Allstate’s liability must be measured by the terms of its insurance policy because it cannot be held responsible for risks that it did not contractually assume. Even though the insurance policy named First Investment as a loss payee, Allstate only undertook to insure the named mortgagees for covered losses “to the extent of their interest and in the order of precedence.” First Investment’s insurable interest consisted of its mortgage loan which was extinguished as a matter of law at the foreclosure sale. Accordingly, Allstate’s obligation to First Investment ceased when First Investment bid in the property for the full amount of the debt.

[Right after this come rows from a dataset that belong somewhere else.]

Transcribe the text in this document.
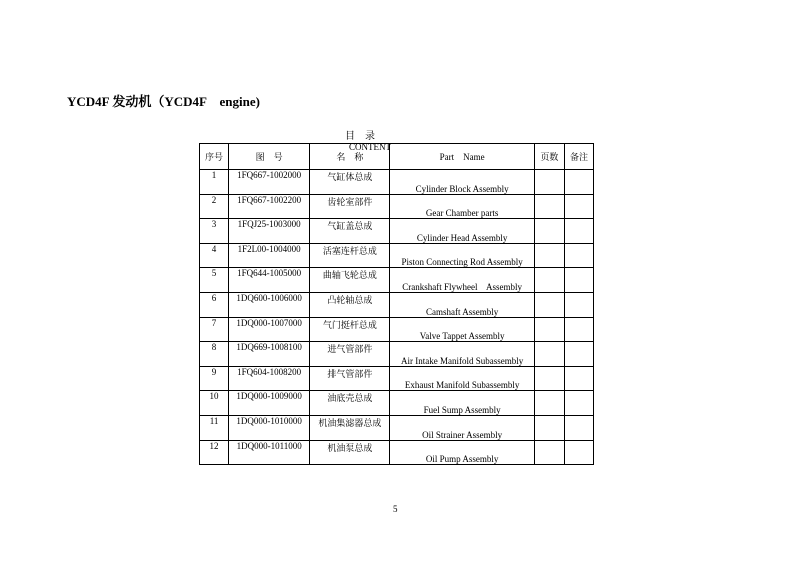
YCD4F 发动机（YCD4F    engine)

目    录
CONTENT

序号	图    号	名    称	Part    Name	页数	备注
1	1FQ667-1002000	气缸体总成	Cylinder Block Assembly		
2	1FQ667-1002200	齿轮室部件	Gear Chamber parts		
3	1FQJ25-1003000	气缸盖总成	Cylinder Head Assembly		
4	1F2L00-1004000	活塞连杆总成	Piston Connecting Rod Assembly		
5	1FQ644-1005000	曲轴飞轮总成	Crankshaft Flywheel    Assembly		
6	1DQ600-1006000	凸轮轴总成	Camshaft Assembly		
7	1DQ000-1007000	气门挺杆总成	Valve Tappet Assembly		
8	1DQ669-1008100	进气管部件	Air Intake Manifold Subassembly		
9	1FQ604-1008200	排气管部件	Exhaust Manifold Subassembly		
10	1DQ000-1009000	油底壳总成	Fuel Sump Assembly		
11	1DQ000-1010000	机油集滤器总成	Oil Strainer Assembly		
12	1DQ000-1011000	机油泵总成	Oil Pump Assembly		
5
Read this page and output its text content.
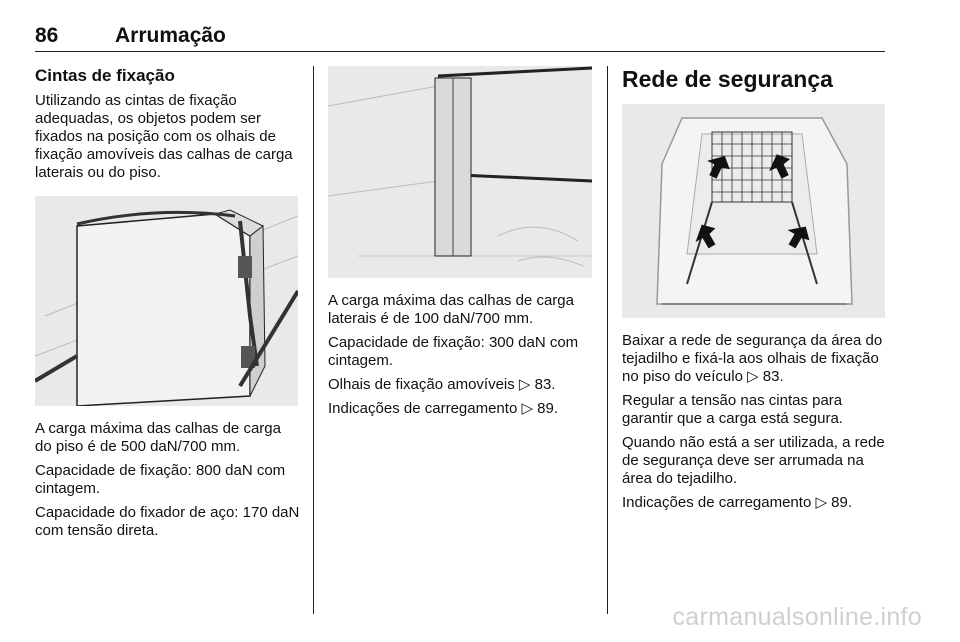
86	Arrumação
Cintas de fixação

Utilizando as cintas de fixação adequadas, os objetos podem ser fixados na posição com os olhais de fixação amovíveis das calhas de carga laterais ou do piso.

A carga máxima das calhas de carga do piso é de 500 daN/700 mm.

Capacidade de fixação: 800 daN com cintagem.

Capacidade do fixador de aço: 170 daN com tensão direta.

A carga máxima das calhas de carga laterais é de 100 daN/700 mm.

Capacidade de fixação: 300 daN com cintagem.

Olhais de fixação amovíveis ▷ 83.

Indicações de carregamento ▷ 89.

Rede de segurança

Baixar a rede de segurança da área do tejadilho e fixá-la aos olhais de fixação no piso do veículo ▷ 83.

Regular a tensão nas cintas para garantir que a carga está segura.

Quando não está a ser utilizada, a rede de segurança deve ser arrumada na área do tejadilho.

Indicações de carregamento ▷ 89.

carmanualsonline.info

First Investment’s present predicament is of its own making. We will not relieve it from its own mistake by expanding Allstate’s contractual liability under its landlord’s package policy or by disturbing well-settled principles of msurance and contract law. Nothing in the HUD regulations required First Investment to bid in the property for more than it was worth, thus First Investment should be treated no differently than any other mortgagee whose mortgage was not federally insured.

V.

We reverse the summary judgment in favor of First Investment and remand the case to the trial court for an entry of an order granting Allstate’s motion for summary judgment and dismissing First Investment’s complaint. We also tax the costs of this appeal to First Investment Company for which execution, if necessary, may issue.

LEWIS and CANTRELL, JJ., concur. 
      
      . A mortgagee who receives HUD insurance benefits must convey the property to HUD undamaged by flood, fire, earthquake, or tornado. See 24 C.F.R. § 203.378(a), (c) (1993). If the property has been damaged, the mortgagee may repair it before conveying it to HUD or may convey it to HUD in damaged condition with HUD’s approval. If the mortgagee chooses to convey the property in damaged condition, HUD deducts from the loan insurance proceeds the greater of either the estimated cost of repair or any other insurance benefits the mortgagee has received. See 24 C.F.R. § 203.379(a) (1993).
     
      
      . The HUD msurance would have covered any deficiency if a third party had purchased the property at foreclosure for less than the outstanding indebtedness. Furthermore, HUD would also have paid the full amount of the mortgage if First Investment had purchased the property and repaired it before conveying it to HUD. Finally, HUD would have paid First Investment if it had not repaired the property before conveying it but would have reduced its payment either by the expected repair costs or by the other msurance proceeds First Investment might have received. See 24 C.F.R. § 203.379(a) (1993).